Kerry: “Wenn wir gehen, gehen wir allein. Unsere Partner werden nicht mit uns gehen. Sie werden aber die harten multilateralen Sanktionen aufgeben, die den Iran überhaupt an den Verhandlungstisch gebracht haben. Und wir hätten die beste Chance, dieses Problem auf friedlichem Wege zu lösen, vertan.”

Die Republikaner machen ihren Standpunkt immer wieder deutlich. Der Abgeordnete Ed Royce hat am 4. August die Resolution über die Ablehnung des Abkommens vorgelegt.
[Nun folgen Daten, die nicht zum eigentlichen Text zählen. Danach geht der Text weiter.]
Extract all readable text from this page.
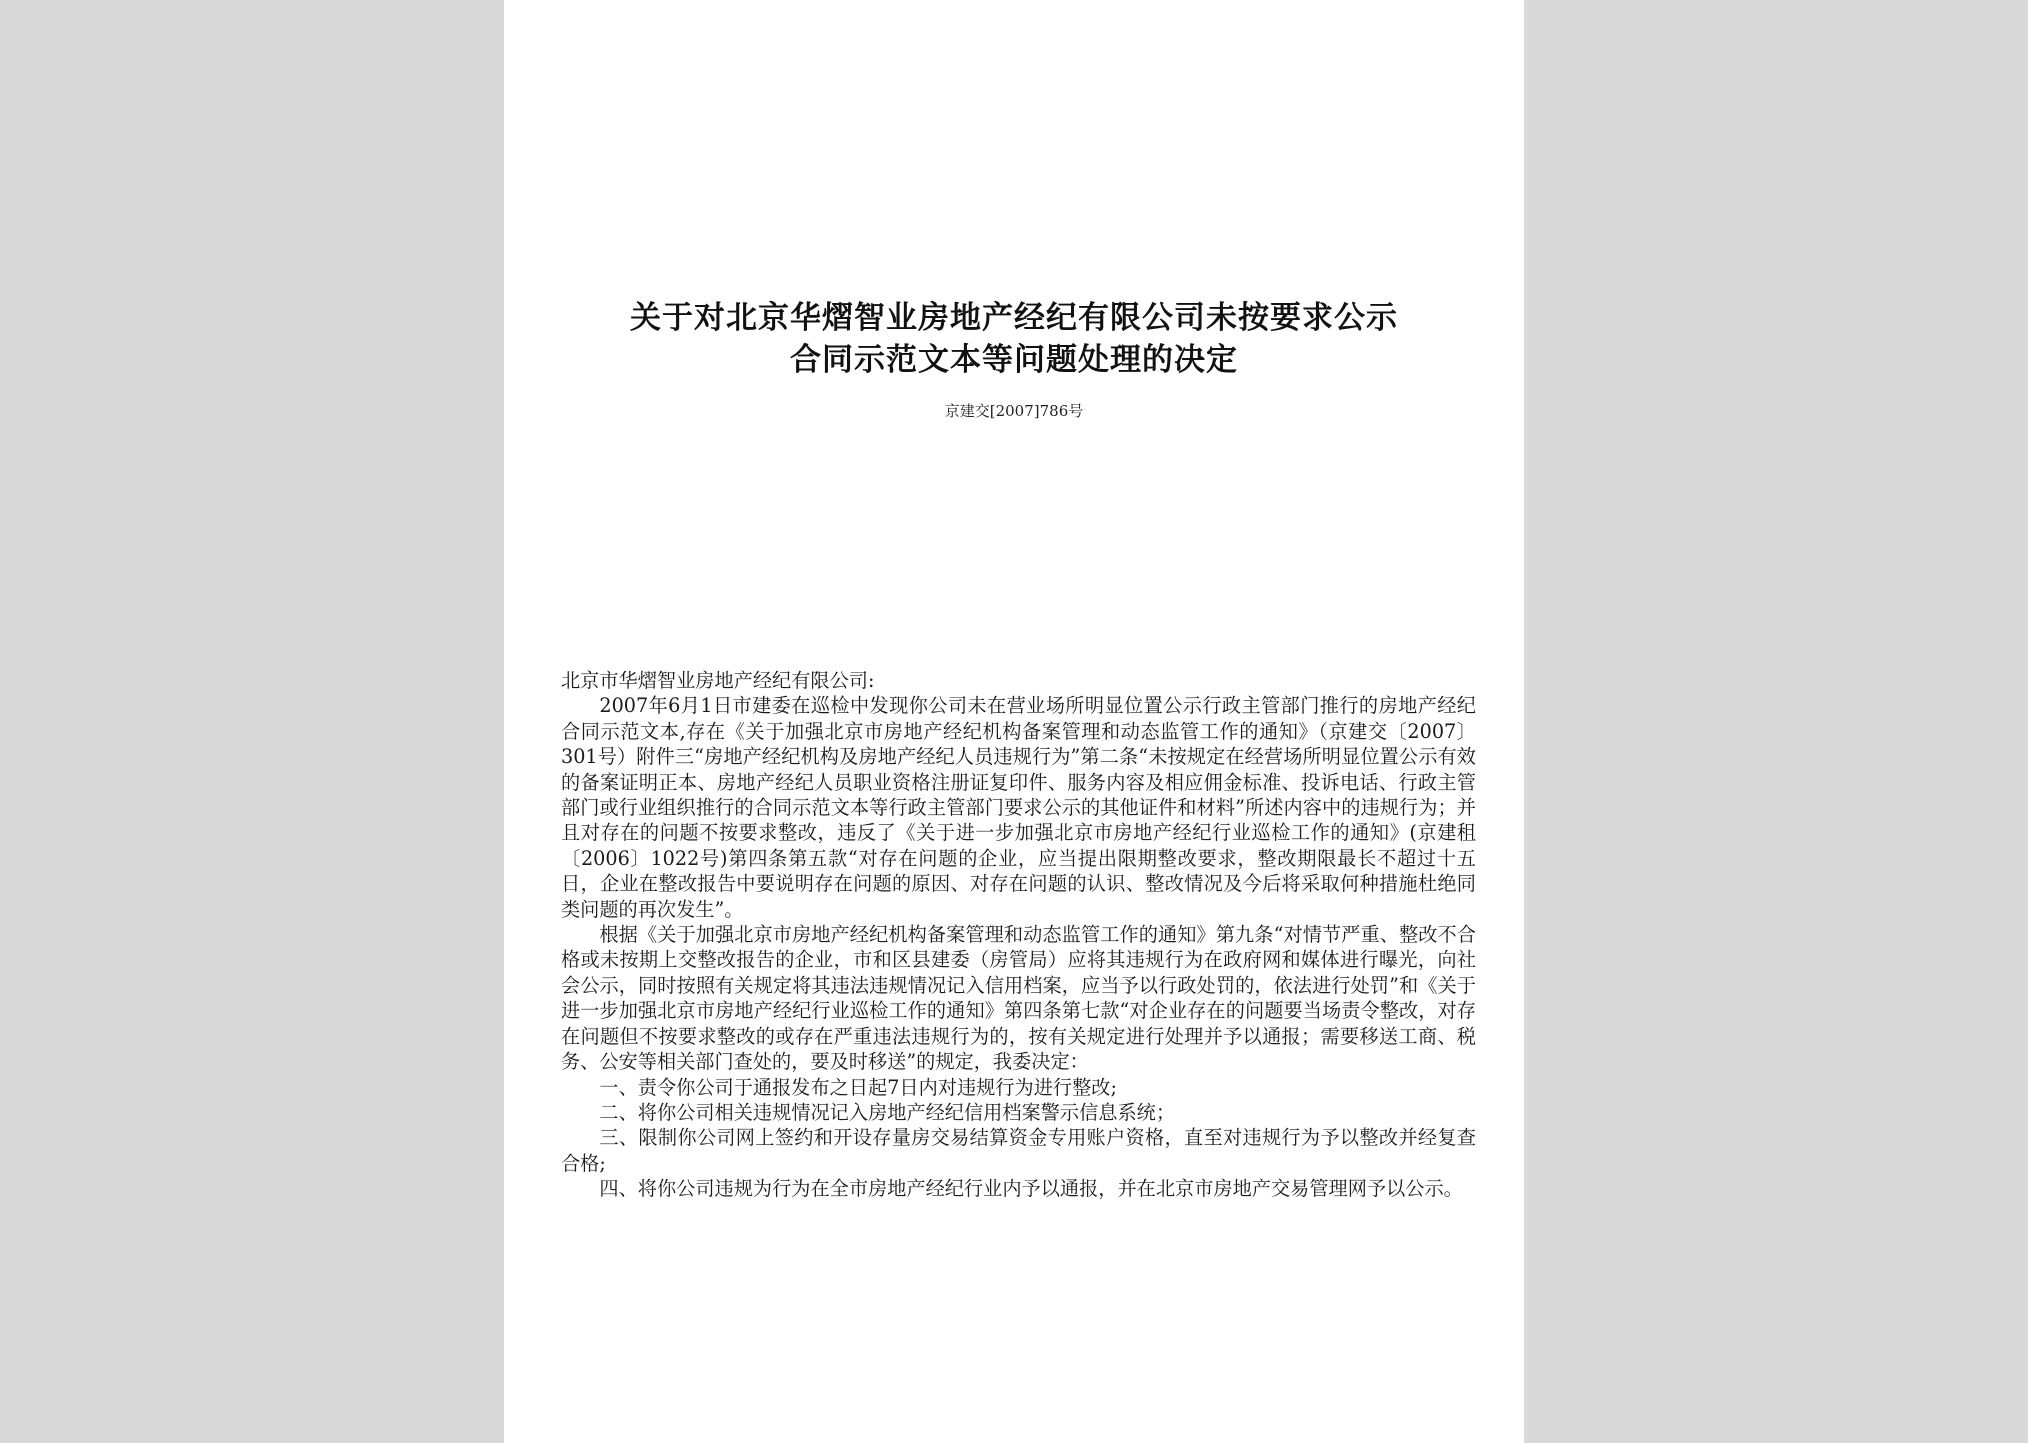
关于对北京华熠智业房地产经纪有限公司未按要求公示
合同示范文本等问题处理的决定
京建交[2007]786号

北京市华熠智业房地产经纪有限公司:

2007年6月1日市建委在巡检中发现你公司未在营业场所明显位置公示行政主管部门推行的房地产经纪合同示范文本,存在《关于加强北京市房地产经纪机构备案管理和动态监管工作的通知》（京建交〔2007〕301号）附件三“房地产经纪机构及房地产经纪人员违规行为”第二条“未按规定在经营场所明显位置公示有效的备案证明正本、房地产经纪人员职业资格注册证复印件、服务内容及相应佣金标准、投诉电话、行政主管部门或行业组织推行的合同示范文本等行政主管部门要求公示的其他证件和材料”所述内容中的违规行为；并且对存在的问题不按要求整改，违反了《关于进一步加强北京市房地产经纪行业巡检工作的通知》(京建租〔2006〕1022号)第四条第五款“对存在问题的企业，应当提出限期整改要求，整改期限最长不超过十五日，企业在整改报告中要说明存在问题的原因、对存在问题的认识、整改情况及今后将采取何种措施杜绝同类问题的再次发生”。

根据《关于加强北京市房地产经纪机构备案管理和动态监管工作的通知》第九条“对情节严重、整改不合格或未按期上交整改报告的企业，市和区县建委（房管局）应将其违规行为在政府网和媒体进行曝光，向社会公示，同时按照有关规定将其违法违规情况记入信用档案，应当予以行政处罚的，依法进行处罚”和《关于进一步加强北京市房地产经纪行业巡检工作的通知》第四条第七款“对企业存在的问题要当场责令整改，对存在问题但不按要求整改的或存在严重违法违规行为的，按有关规定进行处理并予以通报；需要移送工商、税务、公安等相关部门查处的，要及时移送”的规定，我委决定：

一、责令你公司于通报发布之日起7日内对违规行为进行整改;

二、将你公司相关违规情况记入房地产经纪信用档案警示信息系统；

三、限制你公司网上签约和开设存量房交易结算资金专用账户资格，直至对违规行为予以整改并经复查合格;

四、将你公司违规为行为在全市房地产经纪行业内予以通报，并在北京市房地产交易管理网予以公示。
Er sagte: “Wenn das Abkommen durchkommt, wäre das eine finanzielle Goldgrube für den Iran, er würde international aufgewertet werden und bekäme den Weg zur Atombombe klar aufgezeigt.”

Beide Seiten wollen aber auch die Bevölkerung auf ihre Seite ziehen. Ende Juli etwa versammelten sich Tausende Gegner auf dem Times Square. Sie warnten vor der iranischen Bombe und demonstrierten ihre Verbundenheit mit Israel. Der frühere republikanische Gouverneur des Bundesstaats New York, George Pataki, rief: “Dies ist kein schlechter Deal, dies ist ein furchtbarer Deal, er muss abgelehnt werden. Der Kongress muss seine Arbeit machen und sich für das amerikanische Volk einsetzen.”

Obama wiederum kann auf die Unterstützung einiger Hollywood-Stars wir Jack Black oder Morgan Freeman setzen. Sie haben ein Video aufgenommen, das vergangene Woche von der Anti-Atomkraftorganisation global zero im Internet veröffentlicht wurde.